The Lazy Man's Guide to Losing Fat and Building Muscle - CraneWorm
https://www.lifehacker.com.au/2018/05/how-to-pack-on-muscle-and-lose-fat-with-minimal-effort/
======
tehcyse
It's only a guide to make you eat healthy and not a good one: the astounding
amount of protein is just too much and unnecessary. Protein won't make you
strong, exercise will.

The basics of eating healthy is simple. I don't get why there are some many
discussion about it?

Here's what you can read everywhere (but with different packaging):

Eat mainly whole food (vegetables, fruits, whole grains, beans and peas), with
small amounts of high quality vegetable oils (olive, avocado, ...), meat/fish
(not only muscles but also giblets), dairy.

Eat a lot of different things but don't over-eat.
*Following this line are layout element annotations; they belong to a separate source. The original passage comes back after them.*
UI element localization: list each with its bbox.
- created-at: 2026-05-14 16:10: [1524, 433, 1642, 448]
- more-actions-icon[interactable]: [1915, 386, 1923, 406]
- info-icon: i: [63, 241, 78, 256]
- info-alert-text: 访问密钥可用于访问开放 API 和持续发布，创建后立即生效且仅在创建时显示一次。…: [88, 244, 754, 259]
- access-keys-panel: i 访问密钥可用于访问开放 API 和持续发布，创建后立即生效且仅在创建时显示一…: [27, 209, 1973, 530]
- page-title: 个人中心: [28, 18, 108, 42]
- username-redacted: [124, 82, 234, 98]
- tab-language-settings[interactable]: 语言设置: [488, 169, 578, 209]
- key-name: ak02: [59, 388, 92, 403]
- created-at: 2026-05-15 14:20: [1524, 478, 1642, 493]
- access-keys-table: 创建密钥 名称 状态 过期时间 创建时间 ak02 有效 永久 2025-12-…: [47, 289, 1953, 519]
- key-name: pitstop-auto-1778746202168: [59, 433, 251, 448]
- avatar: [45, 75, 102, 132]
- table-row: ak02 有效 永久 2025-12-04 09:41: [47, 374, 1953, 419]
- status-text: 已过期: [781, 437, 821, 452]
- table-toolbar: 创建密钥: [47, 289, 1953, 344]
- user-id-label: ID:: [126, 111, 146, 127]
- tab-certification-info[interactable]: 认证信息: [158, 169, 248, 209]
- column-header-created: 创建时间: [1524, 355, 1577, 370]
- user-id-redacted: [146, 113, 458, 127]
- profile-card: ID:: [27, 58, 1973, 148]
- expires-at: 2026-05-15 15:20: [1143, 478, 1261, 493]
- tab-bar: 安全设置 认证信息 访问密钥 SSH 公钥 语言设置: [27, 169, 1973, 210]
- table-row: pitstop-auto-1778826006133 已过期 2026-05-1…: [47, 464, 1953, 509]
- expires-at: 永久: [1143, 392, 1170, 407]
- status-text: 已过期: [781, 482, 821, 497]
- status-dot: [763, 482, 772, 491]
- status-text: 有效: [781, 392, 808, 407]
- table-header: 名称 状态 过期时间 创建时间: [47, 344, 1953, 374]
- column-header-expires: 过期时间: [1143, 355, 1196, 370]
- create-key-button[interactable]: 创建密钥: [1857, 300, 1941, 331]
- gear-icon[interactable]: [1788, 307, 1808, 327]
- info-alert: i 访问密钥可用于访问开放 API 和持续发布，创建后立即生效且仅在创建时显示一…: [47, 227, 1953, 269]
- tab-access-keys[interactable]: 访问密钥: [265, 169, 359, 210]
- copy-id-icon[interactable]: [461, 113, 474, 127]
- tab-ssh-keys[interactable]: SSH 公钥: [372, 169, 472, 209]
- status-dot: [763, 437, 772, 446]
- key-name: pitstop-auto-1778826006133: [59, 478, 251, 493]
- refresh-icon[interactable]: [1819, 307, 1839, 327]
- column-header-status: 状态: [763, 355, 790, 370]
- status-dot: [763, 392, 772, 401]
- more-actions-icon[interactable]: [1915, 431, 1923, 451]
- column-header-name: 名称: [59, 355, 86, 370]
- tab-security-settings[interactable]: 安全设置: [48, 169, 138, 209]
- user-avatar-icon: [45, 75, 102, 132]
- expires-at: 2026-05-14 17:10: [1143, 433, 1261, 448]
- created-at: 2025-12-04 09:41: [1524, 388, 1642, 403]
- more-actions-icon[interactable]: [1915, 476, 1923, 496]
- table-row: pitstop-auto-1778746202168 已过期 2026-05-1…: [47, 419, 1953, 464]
Avoid refined or processed foods.

Then if you have issues with specific group of food (meat for example, or
grain or dairy), do your best to replace it with something similar.
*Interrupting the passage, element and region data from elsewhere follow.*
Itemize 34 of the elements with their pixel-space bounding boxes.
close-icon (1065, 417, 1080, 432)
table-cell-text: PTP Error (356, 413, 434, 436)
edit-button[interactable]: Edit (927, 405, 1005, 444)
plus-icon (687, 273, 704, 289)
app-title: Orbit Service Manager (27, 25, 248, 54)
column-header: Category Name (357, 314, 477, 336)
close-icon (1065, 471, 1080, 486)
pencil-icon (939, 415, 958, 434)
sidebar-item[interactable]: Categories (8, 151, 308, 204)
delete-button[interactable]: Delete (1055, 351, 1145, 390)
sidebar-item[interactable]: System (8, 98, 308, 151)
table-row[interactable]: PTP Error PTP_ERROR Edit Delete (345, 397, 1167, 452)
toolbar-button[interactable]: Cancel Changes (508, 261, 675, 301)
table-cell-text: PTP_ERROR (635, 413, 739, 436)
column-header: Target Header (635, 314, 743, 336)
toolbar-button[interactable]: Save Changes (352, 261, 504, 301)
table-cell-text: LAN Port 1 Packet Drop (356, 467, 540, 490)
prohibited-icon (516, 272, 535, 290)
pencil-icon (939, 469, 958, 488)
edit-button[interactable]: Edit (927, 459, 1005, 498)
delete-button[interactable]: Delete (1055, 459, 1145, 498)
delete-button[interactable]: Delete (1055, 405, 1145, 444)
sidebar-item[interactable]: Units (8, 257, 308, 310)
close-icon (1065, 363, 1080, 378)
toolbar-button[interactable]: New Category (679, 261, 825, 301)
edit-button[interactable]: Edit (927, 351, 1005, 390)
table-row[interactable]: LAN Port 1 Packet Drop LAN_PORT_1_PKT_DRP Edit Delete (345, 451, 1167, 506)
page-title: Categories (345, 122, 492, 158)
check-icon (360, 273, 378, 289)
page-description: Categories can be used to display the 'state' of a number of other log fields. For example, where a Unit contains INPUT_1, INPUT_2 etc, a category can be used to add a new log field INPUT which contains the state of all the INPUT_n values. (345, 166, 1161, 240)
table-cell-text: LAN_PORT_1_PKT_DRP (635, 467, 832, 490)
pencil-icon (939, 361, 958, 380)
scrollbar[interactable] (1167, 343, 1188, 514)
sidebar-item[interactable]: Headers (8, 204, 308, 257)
Physical activity is needed to be healthy. You can go for a 30 minute walk;
that's a simple and effective way to be started.

Then you can find a activity/sport you really like - this is better than
"forcing" you to do swimming or whatever, because if you like it, it'll become
a good habit.

Finally, make sure you are doing activities to relax (stress is bad for
health): cooking, reading, yoga, meditation...

------
RMAxe
Just meat, vegetables, eggs, healthy fats, nuts/seeds and fruit.